С ним было невозможно поиграть — он постоянно сидел один, складывал кубики, выстраивал в ряд машинки, всегда сосредоточенно и молча. Если я пытался тронуть машинку, он поднимал такой крик, что дрожали стены, буквально впадал в истерику. Я надеялся, что его отдадут в детский сад; мама так и сделала, но, к сожалению, из этого ничего не вышло. Дима или кричал и бросался на детей, или забивался в угол, и его было невозможно оттуда вытащить. То же было и на детских днях рождениях и праздниках, куда его очень скоро перестали приглашать.

В результате мама забрала его из сада и наняла специального человека. Каждый день Дима занимался с женщиной — опытным педагогом. В то время я еще не знал, какой диагноз ставили брату, но слышал, как Наталья Михайловна сказала маме, что случай не такой уж тяжелый, главное — правильно общаться с Димой. Она научила моего брата читать и писать и, как это смешно ни звучит, здороваться и прощаться, потому как он не обращал на тех людей, которые приходили в наш дом, ни малейшего внимания. Правда, как считал я, толку от этих «здравствуйте» и «до свидания» не было никакого, потому что те, кому Дима это говорил, все равно оставались для него пустым местом.

Мама, вдохновленная тем, что Дима стал проявлять успехи, попыталась устроить свою личную жизнь, и однажды к нам в дом пришел дядя Витя. Возможно, мама побоялась говорить ему об особенностях младшего сына, понадеявшись, что все пройдет гладко, потому гость несказанно удивился, когда во время чаепития Дима устроил скандал из-за пустяка. В кухонном шкафу стояли одинаковые небольшие белые чашки без какого-либо рисунка, из которых мы обычно пили чай. Когда мама стала их вынимать, дядя Витя неожиданно сказал: «А мне можно бокальчик побольше?» и, не дожидаясь ответа, достал с верхней полки темно-синий бокал с крупными оранжевыми цветами.

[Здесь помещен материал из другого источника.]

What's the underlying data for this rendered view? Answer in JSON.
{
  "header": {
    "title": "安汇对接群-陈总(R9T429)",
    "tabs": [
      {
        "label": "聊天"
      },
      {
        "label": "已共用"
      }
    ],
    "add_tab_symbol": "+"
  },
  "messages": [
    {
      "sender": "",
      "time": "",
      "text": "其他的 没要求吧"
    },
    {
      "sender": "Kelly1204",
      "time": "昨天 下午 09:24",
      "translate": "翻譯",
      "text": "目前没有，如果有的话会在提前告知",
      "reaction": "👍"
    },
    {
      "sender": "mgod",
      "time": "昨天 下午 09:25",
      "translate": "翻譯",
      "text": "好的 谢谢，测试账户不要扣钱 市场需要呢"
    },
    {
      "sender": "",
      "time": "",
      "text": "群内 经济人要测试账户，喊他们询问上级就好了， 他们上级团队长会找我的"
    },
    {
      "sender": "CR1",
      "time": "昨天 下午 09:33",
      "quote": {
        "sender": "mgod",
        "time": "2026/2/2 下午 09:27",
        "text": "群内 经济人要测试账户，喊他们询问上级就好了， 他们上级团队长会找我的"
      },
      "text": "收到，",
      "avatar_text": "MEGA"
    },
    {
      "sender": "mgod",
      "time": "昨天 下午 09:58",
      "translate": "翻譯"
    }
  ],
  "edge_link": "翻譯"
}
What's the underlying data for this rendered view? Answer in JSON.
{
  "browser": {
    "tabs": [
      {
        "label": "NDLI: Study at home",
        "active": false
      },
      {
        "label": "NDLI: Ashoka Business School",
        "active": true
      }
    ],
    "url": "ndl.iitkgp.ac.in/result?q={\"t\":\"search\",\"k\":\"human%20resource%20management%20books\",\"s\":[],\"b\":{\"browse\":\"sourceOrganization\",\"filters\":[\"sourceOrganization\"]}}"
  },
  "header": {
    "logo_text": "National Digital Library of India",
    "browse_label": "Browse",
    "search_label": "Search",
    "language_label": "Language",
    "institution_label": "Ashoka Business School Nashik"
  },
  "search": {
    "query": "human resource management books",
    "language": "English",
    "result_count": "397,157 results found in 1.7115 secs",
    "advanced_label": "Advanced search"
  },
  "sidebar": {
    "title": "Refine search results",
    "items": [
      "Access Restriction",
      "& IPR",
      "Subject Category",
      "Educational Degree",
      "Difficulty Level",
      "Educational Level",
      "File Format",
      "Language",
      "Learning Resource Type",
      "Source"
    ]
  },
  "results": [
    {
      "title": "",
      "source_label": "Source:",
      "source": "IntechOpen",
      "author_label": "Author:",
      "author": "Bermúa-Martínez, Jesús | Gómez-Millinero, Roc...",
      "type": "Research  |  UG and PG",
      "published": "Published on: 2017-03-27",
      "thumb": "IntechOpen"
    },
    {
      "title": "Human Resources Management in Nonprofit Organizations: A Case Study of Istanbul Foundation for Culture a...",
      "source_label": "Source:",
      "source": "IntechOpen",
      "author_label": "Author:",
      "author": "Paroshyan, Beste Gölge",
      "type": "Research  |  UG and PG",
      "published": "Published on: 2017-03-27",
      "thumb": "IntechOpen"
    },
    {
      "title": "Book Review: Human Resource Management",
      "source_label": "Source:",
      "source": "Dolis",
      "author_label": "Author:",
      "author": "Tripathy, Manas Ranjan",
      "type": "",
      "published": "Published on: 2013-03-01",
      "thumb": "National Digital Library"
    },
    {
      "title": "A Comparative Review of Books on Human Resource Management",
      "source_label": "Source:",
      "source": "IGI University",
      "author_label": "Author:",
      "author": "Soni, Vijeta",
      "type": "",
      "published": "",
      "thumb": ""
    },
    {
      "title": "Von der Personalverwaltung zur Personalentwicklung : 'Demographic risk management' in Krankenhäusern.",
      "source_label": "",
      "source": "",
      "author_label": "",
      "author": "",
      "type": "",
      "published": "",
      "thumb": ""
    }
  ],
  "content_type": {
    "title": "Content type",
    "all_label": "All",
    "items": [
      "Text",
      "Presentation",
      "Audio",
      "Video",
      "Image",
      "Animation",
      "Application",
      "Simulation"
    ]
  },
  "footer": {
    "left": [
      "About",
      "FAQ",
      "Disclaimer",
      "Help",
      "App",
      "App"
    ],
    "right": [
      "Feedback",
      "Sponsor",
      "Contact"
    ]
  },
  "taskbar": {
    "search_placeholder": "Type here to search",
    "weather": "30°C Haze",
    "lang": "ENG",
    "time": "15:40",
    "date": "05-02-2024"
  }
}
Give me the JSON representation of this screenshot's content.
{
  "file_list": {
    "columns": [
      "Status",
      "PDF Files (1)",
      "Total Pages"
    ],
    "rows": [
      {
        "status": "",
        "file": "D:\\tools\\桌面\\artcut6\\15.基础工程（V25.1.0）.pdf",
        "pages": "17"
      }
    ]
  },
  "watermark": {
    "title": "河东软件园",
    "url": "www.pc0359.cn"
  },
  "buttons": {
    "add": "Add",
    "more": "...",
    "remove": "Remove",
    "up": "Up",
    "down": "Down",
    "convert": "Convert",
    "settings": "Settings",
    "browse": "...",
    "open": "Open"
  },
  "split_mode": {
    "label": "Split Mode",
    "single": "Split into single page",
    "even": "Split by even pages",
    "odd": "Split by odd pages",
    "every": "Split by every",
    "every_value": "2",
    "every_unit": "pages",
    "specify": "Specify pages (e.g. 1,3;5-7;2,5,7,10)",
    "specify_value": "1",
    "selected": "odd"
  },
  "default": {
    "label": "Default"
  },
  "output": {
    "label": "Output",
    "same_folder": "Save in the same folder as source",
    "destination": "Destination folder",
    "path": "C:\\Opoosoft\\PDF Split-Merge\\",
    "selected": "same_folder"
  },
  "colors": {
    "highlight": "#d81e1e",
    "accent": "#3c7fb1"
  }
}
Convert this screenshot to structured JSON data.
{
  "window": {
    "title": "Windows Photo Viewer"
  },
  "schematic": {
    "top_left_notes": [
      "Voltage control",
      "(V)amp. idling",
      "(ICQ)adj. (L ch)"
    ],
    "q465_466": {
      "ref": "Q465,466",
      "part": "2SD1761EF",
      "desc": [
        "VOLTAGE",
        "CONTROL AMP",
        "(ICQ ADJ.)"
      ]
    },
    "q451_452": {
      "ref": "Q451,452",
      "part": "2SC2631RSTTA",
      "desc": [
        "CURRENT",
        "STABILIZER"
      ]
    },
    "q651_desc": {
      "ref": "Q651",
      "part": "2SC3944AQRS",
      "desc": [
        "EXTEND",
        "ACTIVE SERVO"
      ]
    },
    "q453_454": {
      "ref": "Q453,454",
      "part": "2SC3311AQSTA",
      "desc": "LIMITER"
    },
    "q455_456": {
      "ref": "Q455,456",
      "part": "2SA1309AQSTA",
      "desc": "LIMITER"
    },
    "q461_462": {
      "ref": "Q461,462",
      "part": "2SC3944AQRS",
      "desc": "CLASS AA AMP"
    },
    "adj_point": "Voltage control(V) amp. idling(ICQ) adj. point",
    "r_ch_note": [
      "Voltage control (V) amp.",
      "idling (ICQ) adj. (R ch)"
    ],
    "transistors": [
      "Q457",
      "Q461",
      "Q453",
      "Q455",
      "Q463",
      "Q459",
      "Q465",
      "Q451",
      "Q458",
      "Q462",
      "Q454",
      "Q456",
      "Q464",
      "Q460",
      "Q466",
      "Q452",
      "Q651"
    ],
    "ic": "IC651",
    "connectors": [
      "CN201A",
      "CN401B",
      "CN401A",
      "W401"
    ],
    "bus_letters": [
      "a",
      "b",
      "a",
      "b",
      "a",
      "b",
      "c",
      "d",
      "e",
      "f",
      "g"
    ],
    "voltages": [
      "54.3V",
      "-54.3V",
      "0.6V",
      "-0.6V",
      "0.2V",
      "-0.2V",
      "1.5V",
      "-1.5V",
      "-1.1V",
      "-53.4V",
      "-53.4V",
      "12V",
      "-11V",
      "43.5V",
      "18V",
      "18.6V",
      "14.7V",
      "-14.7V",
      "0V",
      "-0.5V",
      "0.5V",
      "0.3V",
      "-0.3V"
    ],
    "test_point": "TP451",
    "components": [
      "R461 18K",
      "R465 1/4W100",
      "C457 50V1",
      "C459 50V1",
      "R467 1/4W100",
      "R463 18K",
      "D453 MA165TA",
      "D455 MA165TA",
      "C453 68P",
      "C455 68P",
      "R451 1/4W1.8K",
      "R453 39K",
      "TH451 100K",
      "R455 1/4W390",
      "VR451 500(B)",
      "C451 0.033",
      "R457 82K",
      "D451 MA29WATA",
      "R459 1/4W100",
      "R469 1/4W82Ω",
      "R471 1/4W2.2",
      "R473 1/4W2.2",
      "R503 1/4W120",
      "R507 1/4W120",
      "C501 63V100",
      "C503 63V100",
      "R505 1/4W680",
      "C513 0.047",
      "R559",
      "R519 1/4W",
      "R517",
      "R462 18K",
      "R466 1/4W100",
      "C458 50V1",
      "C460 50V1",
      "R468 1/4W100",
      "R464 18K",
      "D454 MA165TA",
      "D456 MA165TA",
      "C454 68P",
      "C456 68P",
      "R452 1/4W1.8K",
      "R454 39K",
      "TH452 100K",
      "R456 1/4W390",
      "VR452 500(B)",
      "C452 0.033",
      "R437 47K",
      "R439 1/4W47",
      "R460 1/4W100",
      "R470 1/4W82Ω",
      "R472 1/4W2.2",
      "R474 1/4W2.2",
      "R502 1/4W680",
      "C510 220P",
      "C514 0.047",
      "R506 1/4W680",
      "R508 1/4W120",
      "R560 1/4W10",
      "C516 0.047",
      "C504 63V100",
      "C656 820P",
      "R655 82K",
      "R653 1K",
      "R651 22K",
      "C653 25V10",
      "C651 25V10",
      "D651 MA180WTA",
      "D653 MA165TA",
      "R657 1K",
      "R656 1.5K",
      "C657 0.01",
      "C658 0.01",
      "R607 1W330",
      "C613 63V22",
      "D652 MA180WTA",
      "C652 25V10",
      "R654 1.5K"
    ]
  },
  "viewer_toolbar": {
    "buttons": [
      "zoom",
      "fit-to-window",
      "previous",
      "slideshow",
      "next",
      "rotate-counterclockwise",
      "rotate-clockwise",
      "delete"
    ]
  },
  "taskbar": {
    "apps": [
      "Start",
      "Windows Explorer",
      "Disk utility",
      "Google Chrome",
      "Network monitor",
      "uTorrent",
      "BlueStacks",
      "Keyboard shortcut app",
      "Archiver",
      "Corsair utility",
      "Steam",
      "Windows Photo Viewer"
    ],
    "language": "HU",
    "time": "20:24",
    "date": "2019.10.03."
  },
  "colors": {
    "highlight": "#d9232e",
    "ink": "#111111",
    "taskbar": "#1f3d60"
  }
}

То, что произошло потом, шокировало не только его. Дима выхватил у гостя бокал и швырнул его об стену (хорошо, хоть не запустил дяде Вите в голову!) и заорал как сумасшедший. Испуганно пробормотав извинения, мама схватила его, вопяшего и извивающегося, в охапку и поволокла в комнату — успокаивать. Мы с дядей Витей остались вдвоем, и он спросил: «Что это с твоим братом?» Я объяснил, как мог, что у него диагноз, он болен. Хотя гость мне не слишком понравился, мне захотелось поделиться с ним, и я сказал, что Дима не терпит, когда у кого-то чашка другого цвета, чем у остальных, что нельзя переставлять его игрушки и так далее.

«Знаешь, как называется такой диагноз? — сказал дядя Витя. — Крайняя степень избалованности и эгоизма. Надрать бы ему пару раз как следует задницу, вся дурь бы из головы вылетела. Жалко мне тебя, парень, намучаешься ты с таким братцем. Это похуже, чем инвалид, у которого нет рук или ног». Я больше никогда не видел этого человека, но он как в воду глядел. Что касается методов воспитания Димы, то в чем-то я был согласен с дядей Витей. Когда брат оставался со мной, я переставлял в ванной зубные щетки из одного стакана в другой, как бы невзначай разрушал башни, которые он много дней сооружал из конструктора. Его истерики вызывали во мне злорадство до тех пор, пока он чуть не разбил мне голову гантелей. Разумеется, брата не наказали, виноватым остался я.

И мама, и Наталья Михайловна всегда внушали мне, что у Димы свой мир, что он в нем живет. Мне волей-неволей приходилось принимать правила этого мира, что меня совершенно не устраивало. И мне начинало казаться, что гораздо выгоднее быть не вполне ненормальным, тогда все станут соглашаться с тобой, плясать под твою дудку, делать все так, как ты хочешь. Мой бунт проявлялся в том, что я разбрасывал свою одежду, произносил слова, которые выводили Диму из себя: представьте, был такой особый набор совершенно безобидных слов. Также я много времени проводил на улице, отчего страдала моя учеба. Но я же не мог пригласить друзей в дом, где ничего нельзя было трогать или, не дай бог, переставлять местами!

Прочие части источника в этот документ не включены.